Читаем Dismantling the Empire полностью

Other countries mentioned as sites for what Colin Powell called our new “family of bases”: in the impoverished areas of the “new” Europe—Romania, Poland, and Bulgaria; in Asia—Pakistan (where we already have four bases), India, Australia, Singapore, Malaysia, the Philippines, and even, unbelievably, Vietnam; in North Africa—Morocco, Tunisia, and especially Algeria (scene of the slaughter of some 100,000 civilians since 1992, when, to quash an election, the military took over, backed by our country and France); and in West Africa—Senegal, Ghana, Mali, and Sierra Leone (even though it has been torn by civil war since 1991). The models for all these new installations, according to Pentagon sources, are the string of bases we have built around the Persian Gulf in the last two decades in such antidemocratic autocracies as Bahrain, Kuwait, Qatar, Oman, and the United Arab Emirates.

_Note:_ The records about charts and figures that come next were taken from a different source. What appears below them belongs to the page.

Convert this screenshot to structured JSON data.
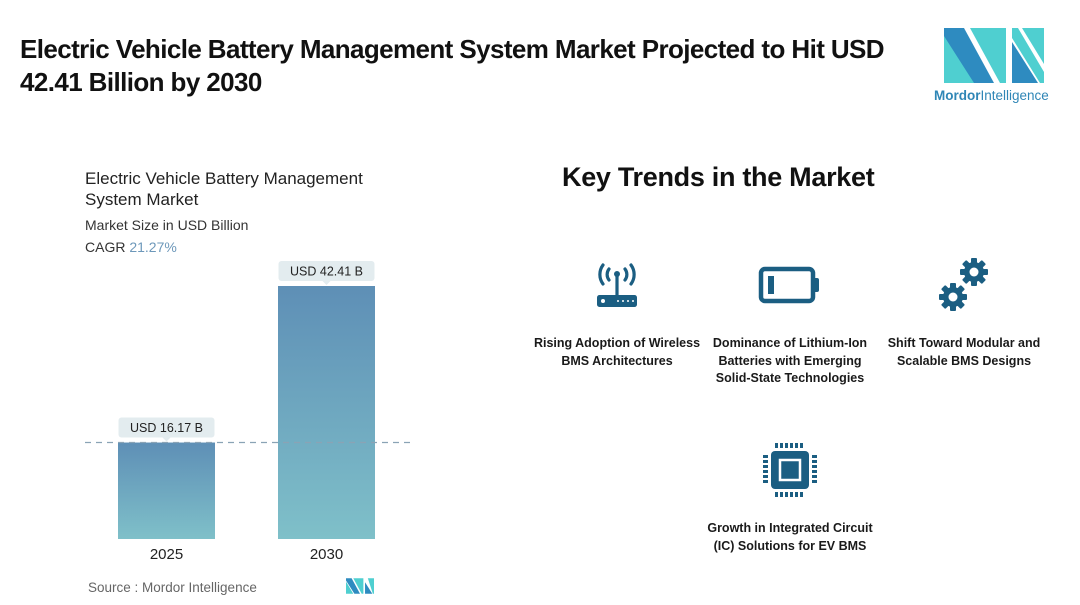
{
  "header": {
    "title": "Electric Vehicle Battery Management System Market Projected to Hit USD 42.41 Billion by 2030",
    "logo_word_bold": "Mordor",
    "logo_word_light": "Intelligence"
  },
  "chart_panel": {
    "title": "Electric Vehicle Battery Management System Market",
    "subtitle": "Market Size in USD Billion",
    "cagr_label": "CAGR",
    "cagr_value": "21.27%",
    "source": "Source :  Mordor Intelligence"
  },
  "chart_data": {
    "type": "bar",
    "title": "Electric Vehicle Battery Management System Market",
    "xlabel": "",
    "ylabel": "Market Size in USD Billion",
    "categories": [
      "2025",
      "2030"
    ],
    "values": [
      16.17,
      42.41
    ],
    "data_labels": [
      "USD 16.17 B",
      "USD 42.41 B"
    ],
    "ylim": [
      0,
      42.41
    ],
    "grid": false,
    "reference_line": {
      "value": 16.17,
      "style": "dashed"
    },
    "colors": {
      "bar_top": "#5e8fb6",
      "bar_bottom": "#7fc0c9",
      "label_bg": "#e3ecef",
      "ref_line": "#8aa3b5"
    }
  },
  "trends": {
    "title": "Key Trends in the Market",
    "items": [
      {
        "icon": "wireless-router-icon",
        "label": "Rising Adoption of Wireless BMS Architectures"
      },
      {
        "icon": "battery-icon",
        "label": "Dominance of Lithium-Ion Batteries with Emerging Solid-State Technologies"
      },
      {
        "icon": "gears-icon",
        "label": "Shift Toward Modular and Scalable BMS Designs"
      },
      {
        "icon": "microchip-icon",
        "label": "Growth in Integrated Circuit (IC) Solutions for EV BMS"
      }
    ],
    "icon_color": "#1b5e82"
  },
  "brand_colors": {
    "dark": "#2e8bc0",
    "light": "#4fcfd0"
  }
}
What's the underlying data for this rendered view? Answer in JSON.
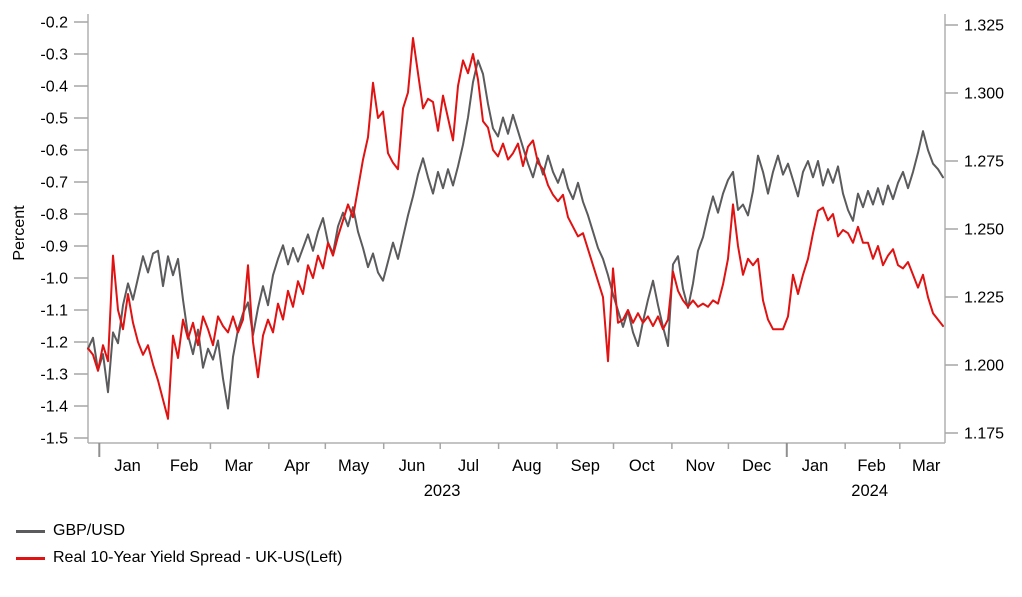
{
  "chart_data": {
    "type": "line",
    "title": "",
    "grid": false,
    "legend_position": "bottom-left",
    "left_axis": {
      "label": "Percent",
      "tick_labels": [
        "-0.2",
        "-0.3",
        "-0.4",
        "-0.5",
        "-0.6",
        "-0.7",
        "-0.8",
        "-0.9",
        "-1.0",
        "-1.1",
        "-1.2",
        "-1.3",
        "-1.4",
        "-1.5"
      ],
      "range": [
        -1.5,
        -0.2
      ]
    },
    "right_axis": {
      "label": "",
      "tick_labels": [
        "1.325",
        "1.300",
        "1.275",
        "1.250",
        "1.225",
        "1.200",
        "1.175"
      ],
      "range": [
        1.175,
        1.325
      ]
    },
    "x_axis": {
      "span_days": 455,
      "month_labels": [
        "Jan",
        "Feb",
        "Mar",
        "Apr",
        "May",
        "Jun",
        "Jul",
        "Aug",
        "Sep",
        "Oct",
        "Nov",
        "Dec",
        "Jan",
        "Feb",
        "Mar"
      ],
      "month_label_days": [
        21,
        51,
        80,
        111,
        141,
        172,
        202,
        233,
        264,
        294,
        325,
        355,
        386,
        416,
        445
      ],
      "month_tick_days": [
        6,
        37,
        65,
        96,
        126,
        157,
        187,
        218,
        249,
        279,
        310,
        340,
        371,
        402,
        431
      ],
      "year_tick_days": [
        6,
        371
      ],
      "year_labels": [
        "2023",
        "2024"
      ],
      "year_label_days": [
        188,
        415
      ]
    },
    "series": [
      {
        "name": "GBP/USD",
        "axis": "right",
        "color": "#5b5b5d",
        "values": [
          1.206,
          1.21,
          1.198,
          1.204,
          1.19,
          1.212,
          1.208,
          1.222,
          1.23,
          1.224,
          1.232,
          1.24,
          1.234,
          1.241,
          1.242,
          1.229,
          1.24,
          1.233,
          1.239,
          1.224,
          1.211,
          1.204,
          1.213,
          1.199,
          1.206,
          1.202,
          1.209,
          1.195,
          1.184,
          1.203,
          1.213,
          1.219,
          1.223,
          1.211,
          1.221,
          1.229,
          1.222,
          1.233,
          1.239,
          1.244,
          1.237,
          1.243,
          1.238,
          1.243,
          1.248,
          1.242,
          1.249,
          1.254,
          1.245,
          1.241,
          1.251,
          1.256,
          1.251,
          1.258,
          1.249,
          1.243,
          1.236,
          1.241,
          1.234,
          1.231,
          1.238,
          1.245,
          1.239,
          1.247,
          1.255,
          1.262,
          1.27,
          1.276,
          1.269,
          1.263,
          1.271,
          1.265,
          1.272,
          1.266,
          1.273,
          1.281,
          1.291,
          1.304,
          1.312,
          1.307,
          1.296,
          1.287,
          1.284,
          1.291,
          1.285,
          1.292,
          1.286,
          1.28,
          1.274,
          1.269,
          1.276,
          1.27,
          1.277,
          1.271,
          1.267,
          1.272,
          1.265,
          1.261,
          1.267,
          1.26,
          1.255,
          1.249,
          1.243,
          1.239,
          1.233,
          1.226,
          1.22,
          1.214,
          1.22,
          1.212,
          1.207,
          1.216,
          1.224,
          1.231,
          1.222,
          1.214,
          1.207,
          1.237,
          1.24,
          1.228,
          1.221,
          1.23,
          1.242,
          1.247,
          1.255,
          1.262,
          1.256,
          1.263,
          1.268,
          1.271,
          1.257,
          1.259,
          1.255,
          1.264,
          1.277,
          1.271,
          1.263,
          1.271,
          1.277,
          1.27,
          1.274,
          1.268,
          1.262,
          1.271,
          1.275,
          1.269,
          1.275,
          1.266,
          1.272,
          1.267,
          1.273,
          1.263,
          1.257,
          1.253,
          1.263,
          1.258,
          1.264,
          1.259,
          1.265,
          1.259,
          1.266,
          1.261,
          1.267,
          1.271,
          1.265,
          1.271,
          1.278,
          1.286,
          1.279,
          1.274,
          1.272,
          1.269
        ]
      },
      {
        "name": "Real 10-Year Yield Spread - UK-US(Left)",
        "axis": "left",
        "color": "#e01212",
        "values": [
          -1.22,
          -1.24,
          -1.29,
          -1.21,
          -1.26,
          -0.93,
          -1.1,
          -1.16,
          -1.05,
          -1.14,
          -1.2,
          -1.24,
          -1.21,
          -1.27,
          -1.32,
          -1.38,
          -1.44,
          -1.18,
          -1.25,
          -1.13,
          -1.19,
          -1.14,
          -1.21,
          -1.12,
          -1.16,
          -1.21,
          -1.12,
          -1.15,
          -1.17,
          -1.12,
          -1.17,
          -1.13,
          -0.96,
          -1.2,
          -1.31,
          -1.18,
          -1.13,
          -1.17,
          -1.08,
          -1.13,
          -1.04,
          -1.09,
          -1.01,
          -1.05,
          -0.96,
          -1.0,
          -0.93,
          -0.97,
          -0.89,
          -0.93,
          -0.87,
          -0.82,
          -0.77,
          -0.81,
          -0.72,
          -0.63,
          -0.56,
          -0.39,
          -0.5,
          -0.48,
          -0.61,
          -0.64,
          -0.66,
          -0.47,
          -0.42,
          -0.25,
          -0.36,
          -0.47,
          -0.44,
          -0.45,
          -0.54,
          -0.43,
          -0.5,
          -0.57,
          -0.4,
          -0.32,
          -0.36,
          -0.3,
          -0.38,
          -0.51,
          -0.53,
          -0.6,
          -0.62,
          -0.58,
          -0.63,
          -0.61,
          -0.58,
          -0.65,
          -0.59,
          -0.57,
          -0.64,
          -0.66,
          -0.71,
          -0.74,
          -0.76,
          -0.74,
          -0.81,
          -0.84,
          -0.87,
          -0.86,
          -0.91,
          -0.96,
          -1.01,
          -1.06,
          -1.26,
          -0.97,
          -1.14,
          -1.13,
          -1.1,
          -1.14,
          -1.11,
          -1.14,
          -1.12,
          -1.15,
          -1.12,
          -1.16,
          -1.13,
          -0.98,
          -1.04,
          -1.07,
          -1.09,
          -1.07,
          -1.09,
          -1.08,
          -1.09,
          -1.07,
          -1.08,
          -1.02,
          -0.94,
          -0.77,
          -0.9,
          -0.99,
          -0.94,
          -0.96,
          -0.94,
          -1.07,
          -1.13,
          -1.16,
          -1.16,
          -1.16,
          -1.12,
          -0.99,
          -1.05,
          -0.99,
          -0.94,
          -0.86,
          -0.79,
          -0.78,
          -0.82,
          -0.8,
          -0.87,
          -0.85,
          -0.86,
          -0.89,
          -0.84,
          -0.89,
          -0.89,
          -0.94,
          -0.9,
          -0.96,
          -0.93,
          -0.91,
          -0.96,
          -0.97,
          -0.95,
          -0.99,
          -1.03,
          -0.99,
          -1.06,
          -1.11,
          -1.13,
          -1.15
        ]
      }
    ],
    "style": {
      "axis_line_color": "#b0b0b0",
      "tick_color": "#a6a6a6",
      "text_color": "#000000"
    }
  }
}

Most of these new bases will be what the military, in a switch of metaphors, calls “lily pads,” to which our troops could jump like so many well-armed frogs from the homeland, our remaining NATO bases, or bases in the docile satellites of Japan and Britain. To offset the expense involved in such expansion, the Pentagon has leaked plans to close many of the huge Cold War military reservations in Germany, South Korea, and perhaps Okinawa as part of Secretary of Defense Rumsfeld’s “rationalization” of our armed forces. In the wake of the Iraq victory, the United States has already withdrawn virtually all of its forces from Saudi Arabia and Turkey, partially as a way of punishing them for not supporting the war strongly enough. It wants to do the same thing to South Korea, perhaps the most anti-American democracy on earth today, which would free up the 2nd Infantry Division on the demilitarized zone with North Korea for probable deployment to the Middle East.

In Europe, these plans include giving up several bases in Germany, also in part because of Chancellor Gerhard Schröder’s domestically popular defiance of Bush over Iraq. But the degree to which we are capable of doing so may prove limited indeed. At the simplest level, the Pentagon’s planners do not really seem to grasp just how many buildings the 71,702 soldiers and airmen in Germany alone occupy and how expensive it would be to reposition most of them and build even slightly comparable bases, together with the necessary infrastructure, in former communist countries like Romania, one of Europe’s poorest countries. Lt. Col. Amy Ehmann in Hanau, Germany, has said to the press “There’s no place to put these people” in Romania, Bulgaria, or Djibouti, and she predicts that 80 percent of them will in the end stay in Germany. It’s also certain that generals of the high command have no intention of living in backwaters like Constanta, Romania, and will keep the U.S. military headquarters in Stuttgart while holding on to Ramstein Air Force Base, Spangdahlem Air Force Base, and the Grafenwöhr Training Area.

One reason why the Pentagon is considering moving out of rich democracies like Germany and South Korea and looks covetously at military dictatorships and poverty-stricken dependencies is to take advantage of what the Pentagon calls their “more permissive environmental regulations.” The Pentagon always imposes on countries in which it deploys our forces so-called Status of Forces Agreements, which usually exempt the United States from cleaning up or paying for the environmental damage it causes. This is a standing grievance in Okinawa, where the American environmental record has been nothing short of abominable. Part of this attitude is simply the desire of the Pentagon to put itself beyond any of the restraints that govern civilian life, an attitude increasingly at play in the “homeland” as well. For example, the 2004 defense authorization bill of $401.3 billion that President Bush signed into law in November 2003 exempted the military from abiding by the Endangered Species Act and the Marine Mammal Protection Act.

While there is every reason to believe that the impulse to create ever more lily pads in the Third World remains unchecked, there are several reasons to doubt that some of the more grandiose plans, for either expansion or downsizing, will ever be put into effect or, if they are, that they will do anything other than make the problem of terrorism worse than it is. For one thing, Russia is opposed to the expansion of U.S. military power on its borders and is already moving to checkmate American basing sorties into places such as Georgia, Kyrgyzstan, and Uzbekistan. The first post-Soviet-era Russian airbase in Kyrgyzstan has just been completed forty miles from the U.S. base at Bishkek, and in December 2003 the dictator of Uzbekistan, Islam Karimov, declared that he would not permit a permanent deployment of U.S. forces in his country, even though we already have a base there.